U biegaczy mających tendencję do nadmiernej supinacji tworzy się zwiększony nacisk na zewnętrzną krawędź stopy, co może wywoływać dalsze konsekwencje. Poznaj niektóre znaki ostrzegawcze świadczące o tym, że możesz być nadmiernym supinatorem. I wskazówki, które złagodzą ewentualne skutki takiego sposobu biegania.
Co zużycie butów mówi o supinacji
Jak tłumaczy specjalista ortopedii Steven Weinfeld, kiedy tak zwany nadmierny supinator biegnie, zewnętrzna część pięty jako pierwsza styka się z podłożem.
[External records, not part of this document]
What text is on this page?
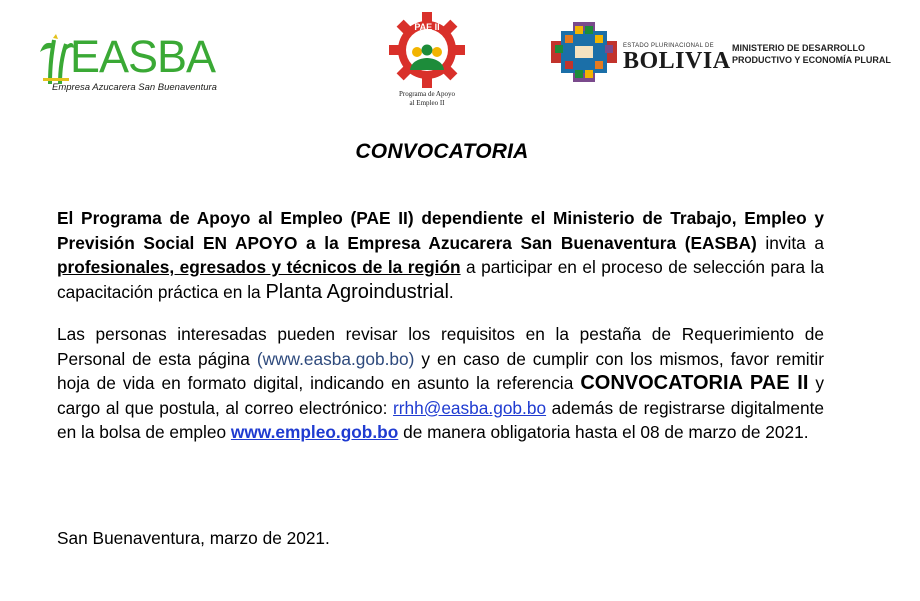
EASBA
Empresa Azucarera San Buenaventura
PAE II
Programa de Apoyo
al Empleo II
ESTADO PLURINACIONAL DE
BOLIVIA MINISTERIO DE DESARROLLO
PRODUCTIVO Y ECONOMÍA PLURAL
CONVOCATORIA
El Programa de Apoyo al Empleo (PAE II) dependiente el Ministerio de Trabajo, Empleo y Previsión Social EN APOYO a la Empresa Azucarera San Buenaventura (EASBA) invita a profesionales, egresados y técnicos de la región a participar en el proceso de selección para la capacitación práctica en la Planta Agroindustrial.
Las personas interesadas pueden revisar los requisitos en la pestaña de Requerimiento de Personal de esta página (www.easba.gob.bo) y en caso de cumplir con los mismos, favor remitir hoja de vida en formato digital, indicando en asunto la referencia CONVOCATORIA PAE II y cargo al que postula, al correo electrónico: rrhh@easba.gob.bo además de registrarse digitalmente en la bolsa de empleo www.empleo.gob.bo de manera obligatoria hasta el 08 de marzo de 2021.
San Buenaventura, marzo de 2021.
Jako że stopie brakuje odpowiedniego przetoczenia do wewnątrz po lądowaniu, siła tego zderzenia koncentruje się w tym miejscu stopy.
Prostym sposobem na sprawdzenie, czy regularnie poruszasz się w ten sposób, jest przyjrzenie się swoim butom: zużywają się one szybko i nierównomiernie, z naciskiem na mocniejsze starcie zewnętrznej strony. Z kolei to niesymetryczne zużycie podeszwy może też nasilić supinację (bo oznacza mniej amortyzacji w obszarze lądowania) i wzmacniać wzorzec poruszania, w którym impet zderzenia z podłożem nie jest równo rozłożony.
Chcąc sprawdzić typ zużycia butów, połóż je na płaskiej powierzchni i przyjrzyj się im od tyłu. Jeśli odchylają się na boki, to być może przyczyną jest właśnie nadmierna supinacja.